We all have been told the prey object is the rabbit. I have found this is not always the case and have sought methods to better extract true prey drive in the detection dog. There are dogs who only like tennis balls, some who only like Kongs, tugtoys, or PVC pipe. There is no doubt another level exists which is between a rabbit and a prey object. It may be a form of play drive which is not anywhere near as intense as prey drive. I do not profess to be an expert in dog drives, but I believe there is some merit to this. When I watch handlers delivering their ball from their pocket, usually in plain view of the dog, I see a dog who is basically playing fetch with their handler. They can become bored with this and this is where most of the problems arise. The intensity of chasing a rabbit is not there and to prove this I’d like you to play fetch with your dog in a field and see whether your dog would rather flush and chase a rabbit than catch your ball. Maybe through obedience training you have your dog disciplined enough to resist the rabbit, but I would bet the dog’s ears are perked and the dog would much rather chase the rabbit. This all sounds very simple minded, but so many handlers take it for granted. I’m not saying we need to train with rabbits, but I am saying we need to make the prey object come alive and as independent of the handler as possible.
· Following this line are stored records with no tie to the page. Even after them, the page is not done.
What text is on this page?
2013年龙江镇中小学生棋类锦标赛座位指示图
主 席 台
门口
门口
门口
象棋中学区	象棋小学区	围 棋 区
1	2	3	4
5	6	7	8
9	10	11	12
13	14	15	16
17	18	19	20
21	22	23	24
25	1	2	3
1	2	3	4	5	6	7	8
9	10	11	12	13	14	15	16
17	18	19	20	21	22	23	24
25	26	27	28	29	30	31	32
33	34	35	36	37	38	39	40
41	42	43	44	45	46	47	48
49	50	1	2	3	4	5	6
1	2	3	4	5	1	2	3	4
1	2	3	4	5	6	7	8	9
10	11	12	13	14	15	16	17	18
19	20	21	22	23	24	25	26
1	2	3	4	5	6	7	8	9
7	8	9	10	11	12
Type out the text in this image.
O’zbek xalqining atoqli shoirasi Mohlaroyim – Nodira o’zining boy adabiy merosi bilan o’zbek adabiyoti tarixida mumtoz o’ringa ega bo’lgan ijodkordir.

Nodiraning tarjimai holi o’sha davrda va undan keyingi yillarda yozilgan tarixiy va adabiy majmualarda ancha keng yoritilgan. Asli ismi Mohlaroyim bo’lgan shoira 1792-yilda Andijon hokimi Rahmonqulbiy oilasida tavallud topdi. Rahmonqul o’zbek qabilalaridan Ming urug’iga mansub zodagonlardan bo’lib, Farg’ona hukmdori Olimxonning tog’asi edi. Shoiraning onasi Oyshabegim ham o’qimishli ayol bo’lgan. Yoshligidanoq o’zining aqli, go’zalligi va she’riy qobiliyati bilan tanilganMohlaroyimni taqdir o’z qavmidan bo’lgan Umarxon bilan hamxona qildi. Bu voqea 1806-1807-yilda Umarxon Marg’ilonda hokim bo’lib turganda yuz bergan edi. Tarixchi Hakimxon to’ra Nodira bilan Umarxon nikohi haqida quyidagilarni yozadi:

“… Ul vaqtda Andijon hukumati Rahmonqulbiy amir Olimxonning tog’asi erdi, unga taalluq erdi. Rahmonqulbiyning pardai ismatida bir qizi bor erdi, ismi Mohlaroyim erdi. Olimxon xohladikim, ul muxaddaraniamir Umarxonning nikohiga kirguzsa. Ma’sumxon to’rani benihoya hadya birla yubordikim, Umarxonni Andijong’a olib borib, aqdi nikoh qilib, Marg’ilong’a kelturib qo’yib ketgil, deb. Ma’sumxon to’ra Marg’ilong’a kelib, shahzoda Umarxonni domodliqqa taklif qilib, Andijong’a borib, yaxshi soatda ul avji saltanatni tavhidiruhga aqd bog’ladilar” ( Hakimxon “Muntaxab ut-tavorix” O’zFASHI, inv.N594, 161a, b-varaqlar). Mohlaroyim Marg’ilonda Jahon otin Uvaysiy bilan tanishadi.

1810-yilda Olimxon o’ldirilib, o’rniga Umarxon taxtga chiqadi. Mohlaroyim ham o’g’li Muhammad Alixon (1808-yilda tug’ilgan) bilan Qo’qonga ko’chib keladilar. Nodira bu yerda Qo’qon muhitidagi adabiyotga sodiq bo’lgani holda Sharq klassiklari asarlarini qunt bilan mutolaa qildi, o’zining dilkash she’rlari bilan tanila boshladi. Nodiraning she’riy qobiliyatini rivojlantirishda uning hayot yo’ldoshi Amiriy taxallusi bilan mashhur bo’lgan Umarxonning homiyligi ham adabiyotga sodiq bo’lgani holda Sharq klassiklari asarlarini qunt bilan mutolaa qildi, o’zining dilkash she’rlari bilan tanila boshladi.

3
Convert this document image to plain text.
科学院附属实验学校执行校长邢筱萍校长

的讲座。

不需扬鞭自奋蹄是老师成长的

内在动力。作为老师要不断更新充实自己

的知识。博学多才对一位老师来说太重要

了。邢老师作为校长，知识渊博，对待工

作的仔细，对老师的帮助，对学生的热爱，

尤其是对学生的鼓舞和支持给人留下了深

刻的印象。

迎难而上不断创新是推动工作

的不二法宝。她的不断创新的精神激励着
The handler in most cases should be completely out of the picture and behind the dog when the time comes to deliver the prey object.

Flushing Behavior Definition: The extremely focused, obsessive state of an animal to cause or wait for smaller prey to rush out of hiding and escape.

There are certain elements that build the flushing behavior similar to that of the flushing of the rabbit when performing detection work. These elements are the following:

1. Proper odor recognition and alert
2. Suspense that prey object is jumping from source
3. Appearance that the prey object came from source
4. Independence of the handler

Primary rewards coupled with remote sound boxes or delivery systems have been very instrumental in building focus and flushing behavior. The timing of these devices is vital to the success of the exercise. There are very expensive remote controlled devices used to shape the behavior of the dog, but sometimes a little creativity is all that is needed. Gravity fed devices, string activated mechanisms, and careful 3rd party delivery can be used. At the very least, a handler can deliver the prey object by sleight of hand as long as the final response is maintained and the object is delivered from the source. Never allow the dog to break its final response and walk to the handler to receive the prey object! This is sloppy and causes serious problems!

Not only are we wanting to create strong flushing behavior, but we are also wanting to create enough confidence in the dog to perform their task without being dependant of the handler in any way. Too many handlers cue their dogs by doing something the dog recognizes and triggers a certain response. It could be enticing chatter, stopping our feet and lingering in an area, or moving too slow or too fast.

Dog training is not always easy and there are so many things to be mindful of. A good handler should always strive to make the necessary adjustments, have an open mind and broaden their base of knowledge, and always be pushing the envelope and make training more and more challenging and intense.